Sport

 

Ab 18.Juni: Bundesnotbremse erlaubt Wettkampf im Sport

Ab dem 18.Juni kann der Ball wieder rollen. Dann sollen auch Wettkämpfe möglich sein.


In einer Woche könnte es starke Lockerungen für die Amateursportler in der Region geben. Bleibt die Inzidenz auch bis zum 18.Juni 2021 unter 50, könnten die Amateure schnell in einen normalen Ablauf zurückkehren. 

Positive Nachrichten gibt es für alle Sportler aus der Landeshauptstadt. Die Landesregierung hat den Perspektivplan Rheinland-Pfalz in zwei Stufen fortgeschrieben und in diesem Rahmen weitere Lockerungen des öffentlichen Lebens beschlossen. Davon profitiert insbesondere auch der Sport.
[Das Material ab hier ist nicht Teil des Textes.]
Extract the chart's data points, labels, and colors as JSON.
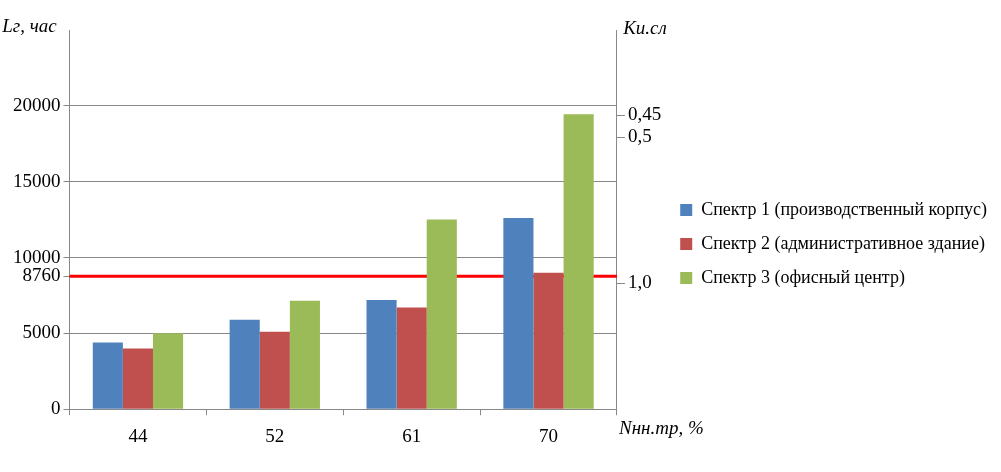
{
  "chart_data": {
    "type": "bar",
    "categories": [
      "44",
      "52",
      "61",
      "70"
    ],
    "series": [
      {
        "name": "Спектр 1 (производственный корпус)",
        "color": "#4f81bd",
        "values": [
          4400,
          5900,
          7200,
          12600
        ]
      },
      {
        "name": "Спектр 2 (административное здание)",
        "color": "#c0504d",
        "values": [
          4000,
          5100,
          6700,
          9000
        ]
      },
      {
        "name": "Спектр 3 (офисный центр)",
        "color": "#9bbb59",
        "values": [
          5000,
          7150,
          12500,
          19450
        ]
      }
    ],
    "ylabel": "Lг, час",
    "y2label": "Ки.сл",
    "xlabel": "Nнн.тр, %",
    "ylim": [
      0,
      25000
    ],
    "yticks": [
      0,
      5000,
      {
        "value": 8760,
        "label": "8760"
      },
      10000,
      15000,
      20000
    ],
    "y2lim": [
      1.82,
      0.3
    ],
    "y2ticks": [
      {
        "value": 0.45,
        "label": "0,45"
      },
      {
        "value": 0.5,
        "label": "0,5"
      },
      {
        "value": 1.0,
        "label": "1,0"
      }
    ],
    "log": "y2",
    "ref_lines": [
      {
        "axis": "y",
        "value": 8760,
        "color": "#ff0000"
      }
    ],
    "grid": "y",
    "legend": "right"
  }
}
Bisher dürfen nur 20 Personen außen gemeinsam Sport treiben, Wettkämpfe sind allerdings verboten. Ab dem 18.Juni könnte das Geschichte sein. Folgende Lockerungen sieht der Perspektivplan vor: 

  • Ausübung von Sport/Kultur bei einer Inzidenz unter 100: 30 teilnehmende Personen sind im Freien gestattet.
  • Ausübung von Sport/Kultur bei einer Inzidenz unter 50: Außen sind 50 teilnehmende Personen ohne Test gestattet.
  • Veranstaltungen im Kultur/Sportbereich bei einer Inzidenz unter 100: Veranstaltungen können mit 250 Zuschauern außen ohne Test stattfinden.
  • Veranstaltungen im Kultur/Sportbereich bei einer Inzidenz unter 50: Für den Außenbereich gilt: 500 Zuschauer können eine entsprechende Veranstaltung besuchen.
  • Zuschauer im Amateursport sind in selber Anzahl wie im Profisport wieder zugelassen.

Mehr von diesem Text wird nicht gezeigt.